The instant post focuses on one of the numerous discovery disputes in the case, which is common given the extensive discovery sought in many Fair Housing cases. Here, Plaintiffs sought an order directing the City to provide samples of non-privileged documents collected from the Department of Housing Preservation & Development (“HPD”) and 50 other custodians designated as “non-responsive”. Plaintiffs also gave 665 additional search terms to be applied. The City agreed to the supplemental search despite requiring review of 90,000 additional documents at a cost of approximately $248,000, saying it would use all of Plaintiffs’ proposed search terms and use Technology Assisted Review (“TAR”). AR allows parties to prioritize and/or categorize documents for purposes of document review and has been shown to produce more accurate results than manual review. Plaintiffs objected, contending that the City’s TAR processes were flawed and resulted in the over-designation of documents as non-responsive.

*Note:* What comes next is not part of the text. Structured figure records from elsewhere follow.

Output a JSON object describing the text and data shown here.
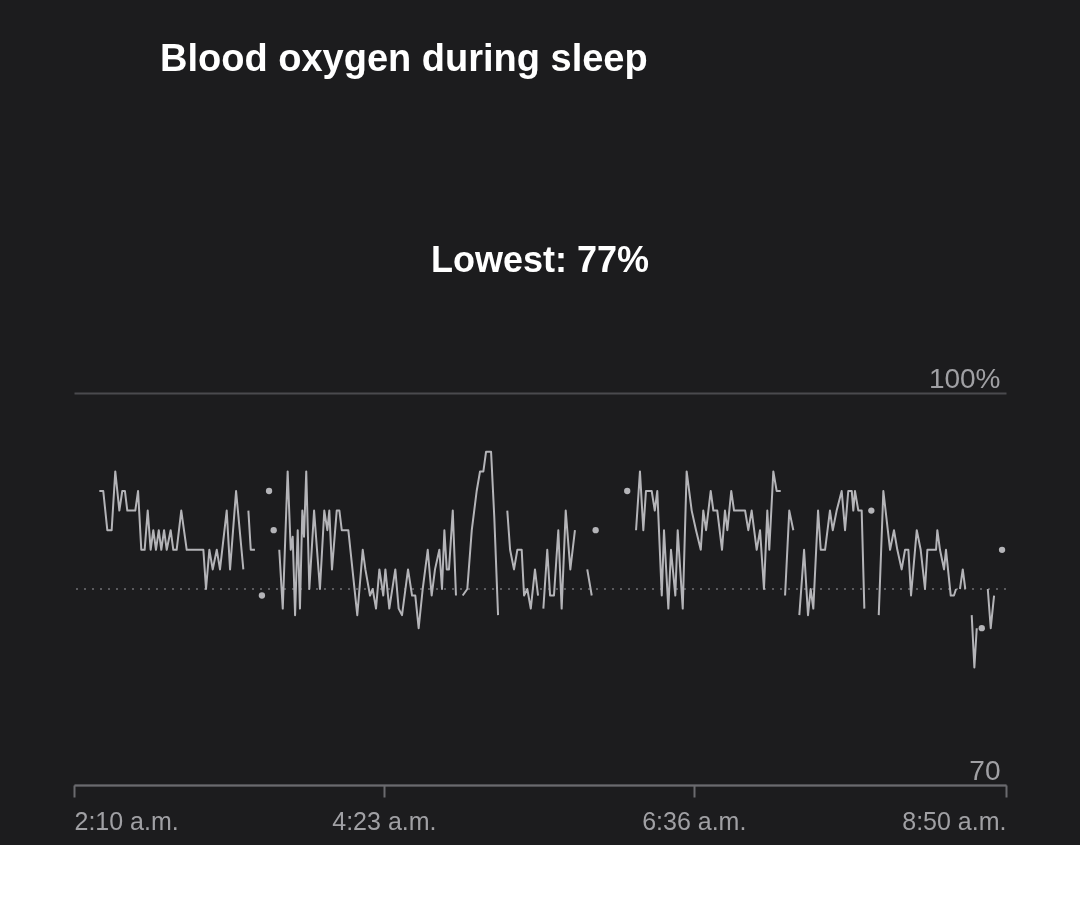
{
  "chart_data": {
    "type": "line",
    "title": "Blood oxygen during sleep",
    "subtitle": "Lowest: 77%",
    "xlim": [
      2.1667,
      8.8333
    ],
    "xticks": [
      {
        "value": 2.1667,
        "label": "2:10 a.m."
      },
      {
        "value": 4.3833,
        "label": "4:23 a.m."
      },
      {
        "value": 6.6,
        "label": "6:36 a.m."
      },
      {
        "value": 8.8333,
        "label": "8:50 a.m."
      }
    ],
    "ylim": [
      70,
      100
    ],
    "yticks": [
      {
        "value": 100,
        "label": "100%"
      },
      70
    ],
    "grid": "y",
    "ref_lines": [
      {
        "axis": "y",
        "value": 85,
        "color": "#5a5a5e",
        "line_style": "dotted"
      }
    ],
    "series": [
      {
        "type": "line",
        "color": "#b4b4b8",
        "marker": "none",
        "line_style": "solid",
        "x": [
          2.348,
          2.376,
          2.405,
          2.436,
          2.462,
          2.491,
          2.512,
          2.531,
          2.548,
          2.605,
          2.625,
          2.648,
          2.672,
          2.694,
          2.715,
          2.734,
          2.753,
          2.773,
          2.791,
          2.811,
          2.83,
          2.858,
          2.877,
          2.901,
          2.934,
          2.973,
          3.092,
          3.111,
          3.135,
          3.159,
          3.188,
          3.211,
          3.259,
          3.283,
          3.326,
          3.378,
          3.396,
          3.414,
          3.431,
          3.461,
          3.55,
          3.635,
          3.66,
          3.695,
          3.717,
          3.731,
          3.748,
          3.767,
          3.783,
          3.8,
          3.812,
          3.828,
          3.85,
          3.884,
          3.926,
          3.957,
          3.979,
          3.993,
          4.012,
          4.046,
          4.065,
          4.082,
          4.129,
          4.193,
          4.232,
          4.251,
          4.284,
          4.303,
          4.327,
          4.351,
          4.379,
          4.394,
          4.422,
          4.465,
          4.489,
          4.513,
          4.556,
          4.585,
          4.608,
          4.632,
          4.661,
          4.697,
          4.725,
          4.749,
          4.78,
          4.799,
          4.816,
          4.833,
          4.849,
          4.876,
          4.899,
          4.923,
          4.947,
          4.98,
          5.012,
          5.047,
          5.071,
          5.095,
          5.114,
          5.15,
          5.173,
          5.2,
          5.233,
          5.266,
          5.286,
          5.314,
          5.338,
          5.369,
          5.386,
          5.409,
          5.434,
          5.464,
          5.486,
          5.505,
          5.524,
          5.552,
          5.572,
          5.6,
          5.631,
          5.655,
          5.684,
          5.717,
          5.75,
          5.794,
          5.838,
          5.87,
          6.03,
          6.187,
          6.215,
          6.239,
          6.258,
          6.299,
          6.321,
          6.339,
          6.371,
          6.387,
          6.418,
          6.437,
          6.468,
          6.485,
          6.521,
          6.549,
          6.585,
          6.616,
          6.65,
          6.668,
          6.688,
          6.721,
          6.74,
          6.768,
          6.802,
          6.823,
          6.84,
          6.868,
          6.888,
          6.967,
          6.99,
          7.014,
          7.05,
          7.074,
          7.102,
          7.126,
          7.14,
          7.169,
          7.193,
          7.222,
          7.237,
          7.253,
          7.283,
          7.312,
          7.333,
          7.355,
          7.389,
          7.417,
          7.436,
          7.455,
          7.489,
          7.508,
          7.539,
          7.574,
          7.594,
          7.622,
          7.658,
          7.682,
          7.705,
          7.73,
          7.741,
          7.753,
          7.777,
          7.801,
          7.82,
          7.87,
          7.923,
          7.956,
          8.004,
          8.032,
          8.056,
          8.087,
          8.111,
          8.135,
          8.154,
          8.195,
          8.223,
          8.254,
          8.271,
          8.333,
          8.342,
          8.361,
          8.39,
          8.404,
          8.438,
          8.461,
          8.476,
          8.49,
          8.504,
          8.524,
          8.542,
          8.565,
          8.588,
          8.607,
          8.624,
          8.66,
          8.703,
          8.724,
          8.748
        ],
        "values": [
          92.5,
          92.5,
          89.5,
          89.5,
          94,
          91,
          92.5,
          92.5,
          91,
          91,
          92.5,
          88,
          88,
          91,
          88,
          89.5,
          88,
          89.5,
          88,
          89.5,
          88,
          89.5,
          88,
          88,
          91,
          88,
          88,
          85,
          88,
          86.5,
          88,
          86.5,
          91,
          86.5,
          92.5,
          86.5,
          null,
          91,
          88,
          88,
          null,
          88,
          83.5,
          94,
          88,
          89,
          83,
          89.5,
          83.5,
          91,
          89,
          94,
          85,
          91,
          85,
          91,
          89.5,
          91,
          86.5,
          91,
          91,
          89.5,
          89.5,
          83,
          88,
          86.5,
          84.5,
          85,
          83.5,
          86.5,
          84.5,
          86.5,
          83.5,
          86.5,
          83.5,
          83,
          86.5,
          84.5,
          84.5,
          82,
          85,
          88,
          84.5,
          86.5,
          88,
          85,
          89.5,
          86.5,
          86.5,
          91,
          84.5,
          null,
          84.5,
          85,
          89.5,
          92.5,
          94,
          94,
          95.5,
          95.5,
          90.5,
          83,
          null,
          91,
          88,
          86.5,
          88,
          88,
          84.5,
          85,
          83.5,
          86.5,
          84.5,
          null,
          83.5,
          88,
          84.5,
          84.5,
          89.5,
          83.5,
          91,
          86.5,
          89.5,
          null,
          86.5,
          84.5,
          null,
          89.5,
          94,
          89.5,
          92.5,
          92.5,
          91,
          92.5,
          84.5,
          89.5,
          83.5,
          88,
          84.5,
          89.5,
          83.5,
          94,
          91,
          89.5,
          88,
          91,
          89.5,
          92.5,
          91,
          91,
          88,
          91,
          89.5,
          92.5,
          91,
          91,
          89.5,
          91,
          88,
          89.5,
          85,
          91,
          88,
          94,
          92.5,
          92.5,
          null,
          84.5,
          91,
          89.5,
          null,
          83,
          88,
          83,
          85,
          83.5,
          91,
          88,
          88,
          91,
          89.5,
          91,
          92.5,
          89.5,
          92.5,
          92.5,
          91,
          92.5,
          91,
          91,
          83.5,
          null,
          83,
          92.5,
          88,
          89.5,
          88,
          86.5,
          88,
          88,
          84.5,
          89.5,
          88,
          85,
          88,
          88,
          89.5,
          88,
          86.5,
          88,
          84.5,
          84.5,
          85,
          null,
          85,
          86.5,
          85,
          null,
          83,
          79,
          82,
          null,
          85,
          82,
          84.5
        ]
      },
      {
        "type": "scatter",
        "color": "#b4b4b8",
        "marker": "circle",
        "x": [
          3.511,
          3.562,
          3.595,
          5.898,
          6.124,
          7.87,
          8.66,
          8.805
        ],
        "values": [
          84.5,
          92.5,
          89.5,
          89.5,
          92.5,
          91,
          82,
          88
        ]
      }
    ]
  }
}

Ultimately, the Court found no evidence of gross negligence or unreasonableness in the City’s TAR training or review processes. Plaintiffs failed to identify anything in the TAR process that was inherently defective, and attributed the categorization of a small subset of documents as responsive or non-responsive to human error. The court further noted that the City had produced over 12,500 documents designated as responsive. Moreover, the City’s validation process, described to the Court in the City’s in camera submission, supported the conclusion that the errors identified by Plaintiffs would not have meaningfully affected the City’s TAR processes. Despite the Court rejecting Plaintiffs’ assertions that the TAR process overall was defective, it did find that Plaintiffs presented sufficient evidence to justify their request for sample sets of non-privileged documents from the documents.
The case was Winfield v City of New York, 2017 WL 5664852 (S.D.N.Y. November 27, 2017).